Before this winter, I had never tried growing food from the ground.  I have, on several occasions, attempted an herb garden.  My first attempt involved a neat row of baby food jars on the window sill of our brick apartment building in Korea.  They died before they reached more than two inches tall (I partly blame my husband who forgot to water them while I was in Savannah for the summer.)  My second attempt involved digging up part of the backyard at our Fayetteville rental house, which resulted in mostly dirt and weeds and a few struggling basil plants.  Undeterred, I had a plan for our official “First Winter Garden.”  After much research about companion planting and soil conditions and planting times, I ordered fifteen packets of seeds from the Burpee Seed Company: broccoli, cabbage, mustard greens, collard greens, turnips, rutabagas, radishes, beets, carrots, green onion, parsnips, spinach, bib lettuce, romaine lettuce, and brussel sprouts.  I was also enticed by the collards, broccoli and cabbage seedlings at the corner nursery (they also specialize in used furniture, interestingly enough.)  So, I picked up a flat of those as well.  So, the time had come!  My loving husband took his shovel to the sod in a sunny spot in the backyard, and put in four back-breaking days of digging a 24′ x 16′  plot for our garden.

Tony digging up the garden

Tony digging up the garden

I then poked the holes for the seeds and planted them (2 seeds in each hole, thinned to 1 when they came up,) and I lovingly put in all the seedlings of broccoli, cabbage and collards.  I spaced them apart according to the package, watered them well, and stood back to watch them grow.

Heidi and the seeds

Heidi showing off the seeds

Regrettably, my husband and I are terrible slackers.  Between school and crazy boys and getting ready for our new arrival, I am ashamed to say we didn’t care for our little garden very well.  We started up a compost pile in the summer, but there wasn’t enough to really use for the garden.  We kept saying, “we need to get some compost from the hardware store,”  but we didn’t.  After thinning the young little plants, I didn’t weed them.  The soil was not amended in anyway, and the oak leaves and pecans fell all over the garden through the fall and winter.  Occasionally, every few days, I would waddle out to the garden and check on things.  We had an unusually wet November, December and January, so I didn’t water the garden more than once or twice.

BUT… AMAZINGLY… STUFF GREW!!

Candy Canes

Radishes and Candy Canes

Ok, we didn’t really plant Candy Canes….

But, we did get a lot of green stuff:

garden growing

Our garden growing

I really couldn’t believe it!  Two incompetent, neglectful, out-of-town-half-the-time, brown-thumb individuals made something grow.  As Dr.

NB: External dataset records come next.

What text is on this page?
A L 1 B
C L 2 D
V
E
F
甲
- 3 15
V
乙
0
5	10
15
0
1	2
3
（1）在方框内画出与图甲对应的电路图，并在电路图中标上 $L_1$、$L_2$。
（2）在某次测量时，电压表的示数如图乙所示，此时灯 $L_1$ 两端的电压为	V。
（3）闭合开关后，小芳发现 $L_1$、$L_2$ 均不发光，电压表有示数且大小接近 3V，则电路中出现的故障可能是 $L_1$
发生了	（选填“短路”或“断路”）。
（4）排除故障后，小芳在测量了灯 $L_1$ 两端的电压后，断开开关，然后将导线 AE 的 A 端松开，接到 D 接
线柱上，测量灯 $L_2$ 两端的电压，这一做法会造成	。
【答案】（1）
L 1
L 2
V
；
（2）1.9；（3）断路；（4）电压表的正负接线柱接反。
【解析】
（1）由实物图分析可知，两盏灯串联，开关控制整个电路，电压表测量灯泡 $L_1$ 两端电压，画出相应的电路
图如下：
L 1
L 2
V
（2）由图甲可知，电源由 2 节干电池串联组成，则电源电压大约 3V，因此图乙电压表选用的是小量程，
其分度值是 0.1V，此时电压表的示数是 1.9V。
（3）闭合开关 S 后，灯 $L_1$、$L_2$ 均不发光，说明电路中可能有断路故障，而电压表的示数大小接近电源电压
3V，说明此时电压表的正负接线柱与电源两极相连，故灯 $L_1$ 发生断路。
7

Ian Malcolm would say, “life found a way.”

So, now I can say to you – if we could do it, you can do it!  And, you probably will have better luck growing bigger, better veggies if you are attentive and loving to your garden.

As it is, we are having rutabagas and collards tonight, and I have the privilege of walking out and pulling them out of the dirt.  Here you must agree, the joy of dirt can be equal to the joy of butter!  Both wonderful means to a tasty end.  And I might mention that my rutabagas, after being cleaned of their dirt, will be sauteed generously with butter for our dinner.  As Olga Dontsova, my wonderful Russian friend would say, butter is divinity!